Now, the seventh-generation fisher catches just 7 to 11 pounds (about 3 to 5 kilograms) of fish daily, a result of pollution and overfishing. (See a picture of fishers in Dal Lake.)
"This way of life is finished," Dar said as he crouched on the boat and smoked hookah. "I'll be the last fisherman in my family."
A Road Runs Through It
As Cameron wrote in the 1958 National Geographic magazine article, "there are probably more miles of water than roads in Srinagar." (Read about water woes related to the Tibetan Plateau in National Geographic magazine.)
Now, it's fast becoming the opposite—as fishers find other work, the government is filling the canals with cement to make way for roads.

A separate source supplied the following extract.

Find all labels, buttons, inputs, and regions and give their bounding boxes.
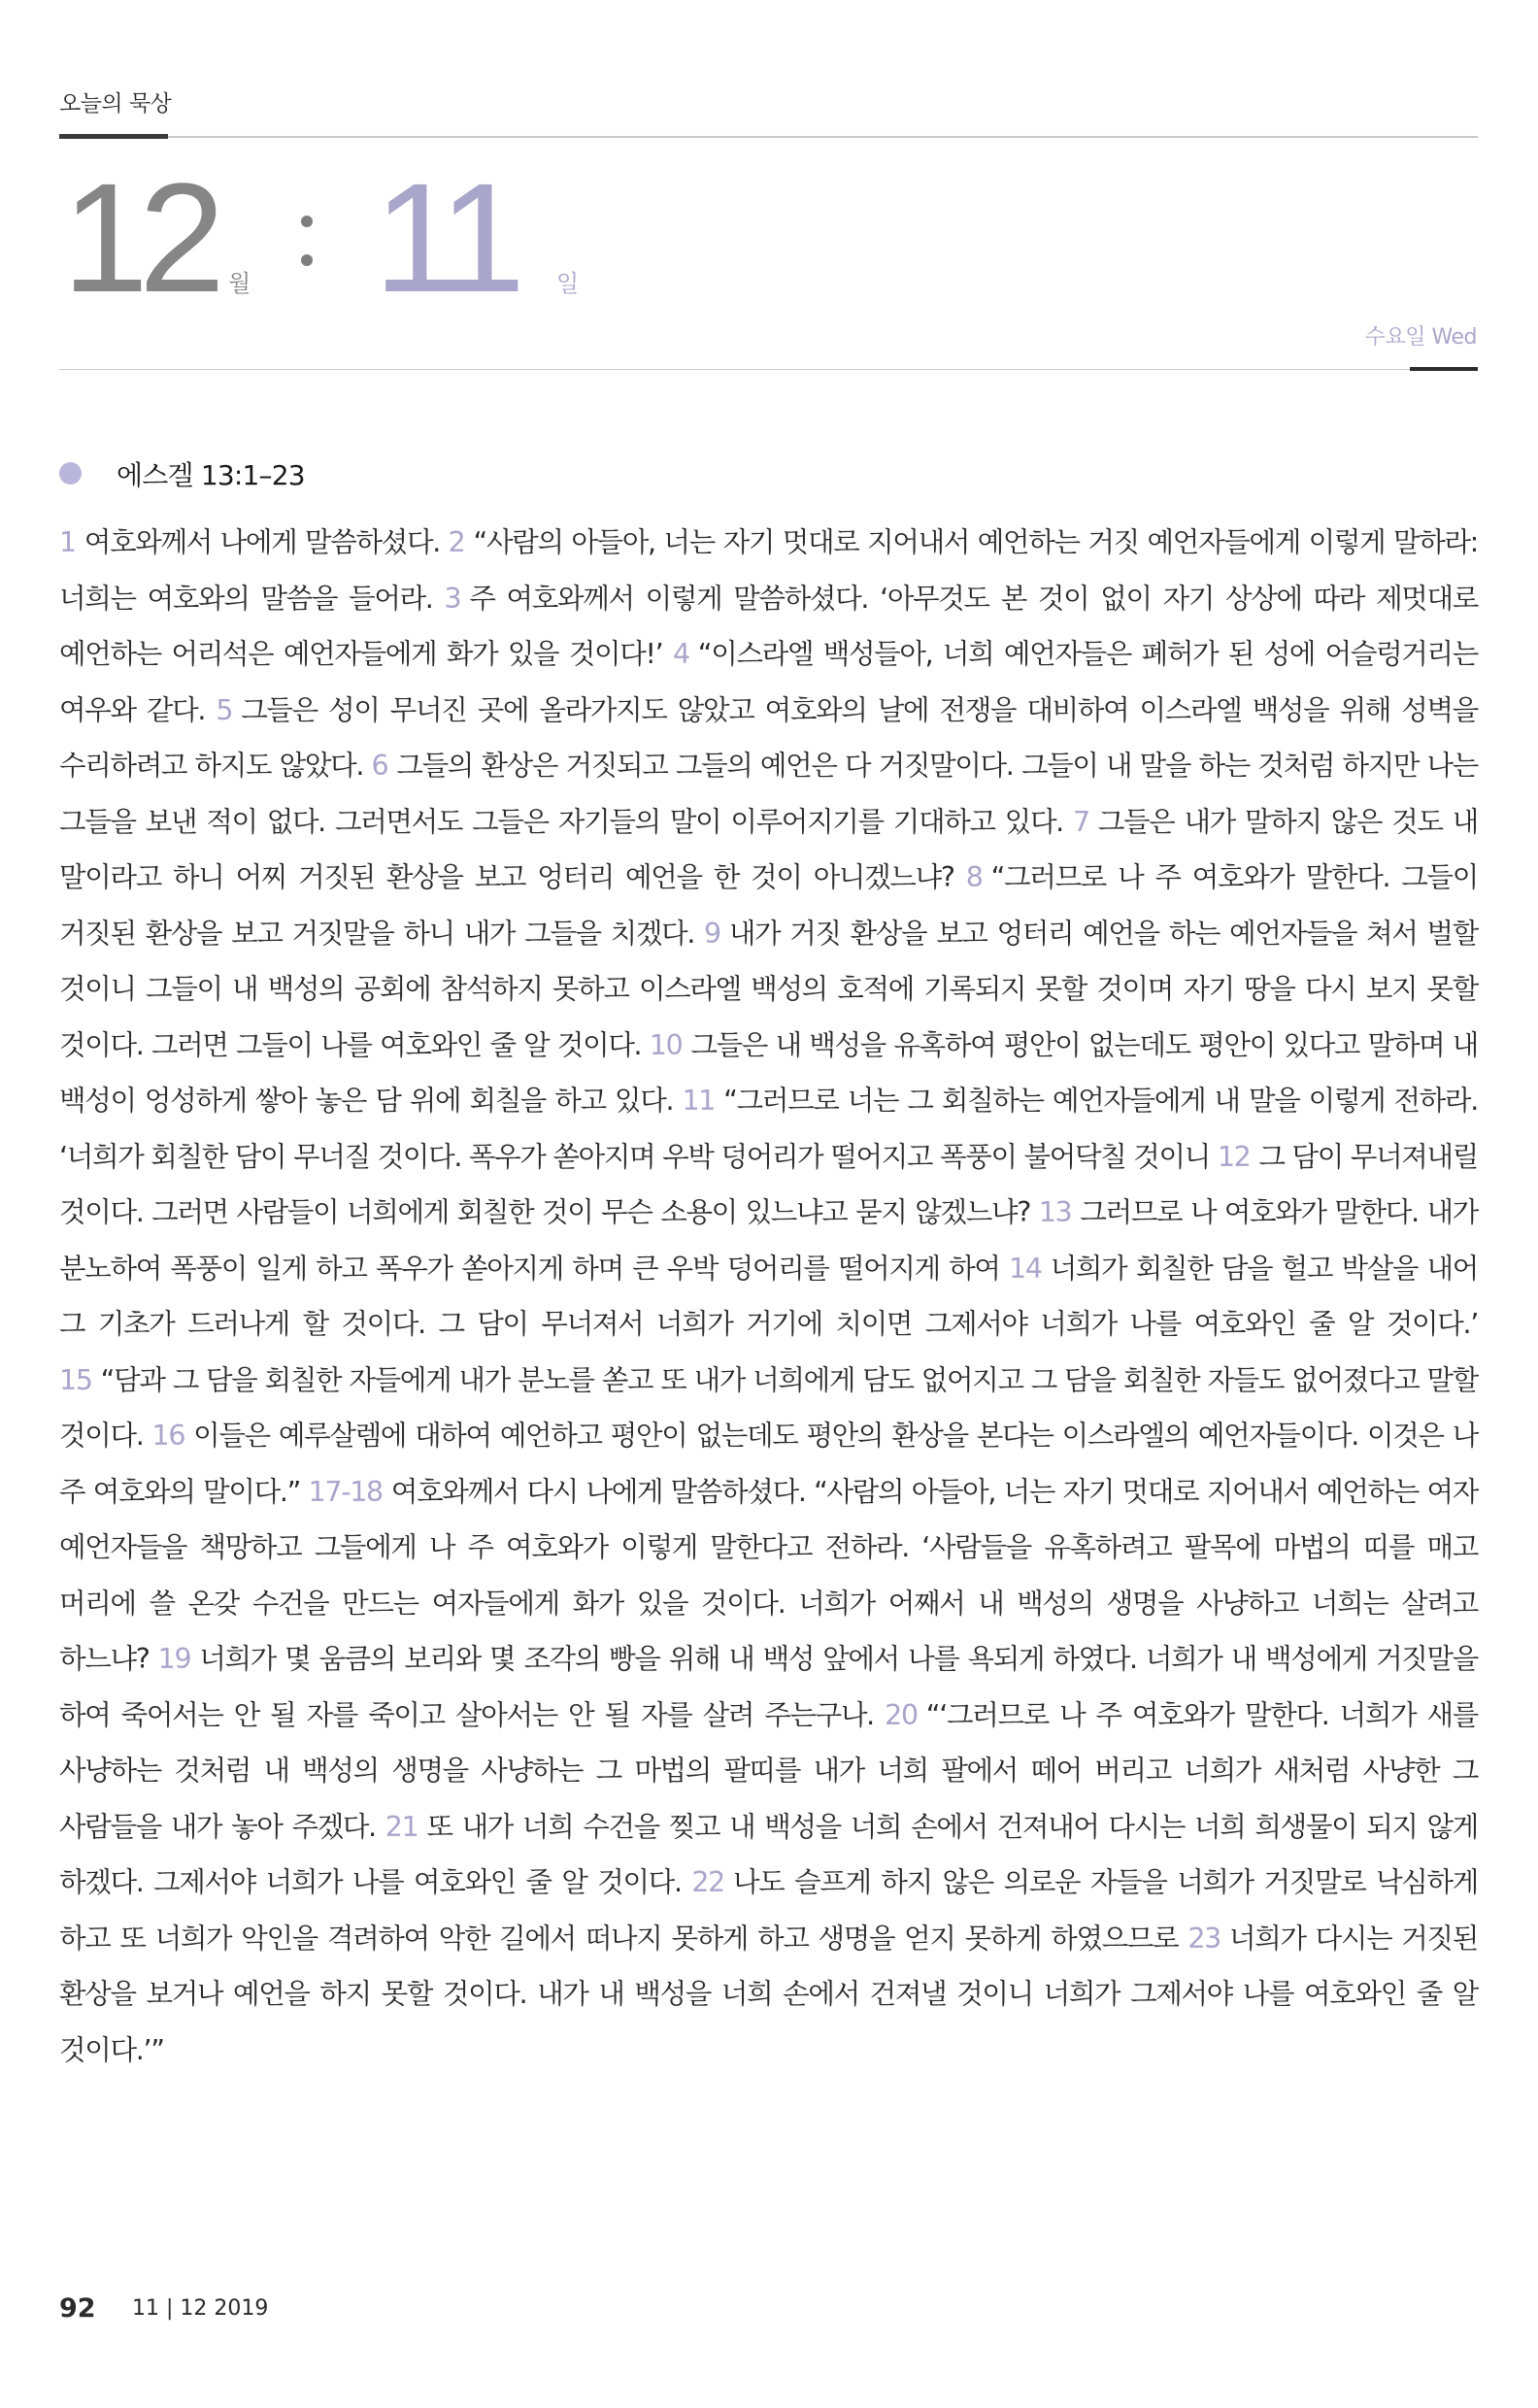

According to Azim Tuman, one of the worst things that happened to Dal Lake was the poor planning of the road systems.
"If the government had built the roads around the perimeter of the lake rather than straight through it, then it would have been much harder for people to encroach on the lake," he said.
For the Tumans, Mr. Marvelous, and other fishers and merchants of this vanishing Venice of Asia, their "floating economy" may soon be a memory of the past.
Rebecca Byerly reported from Kashmir with funding from the Pulitzer Center for Crisis Reporting.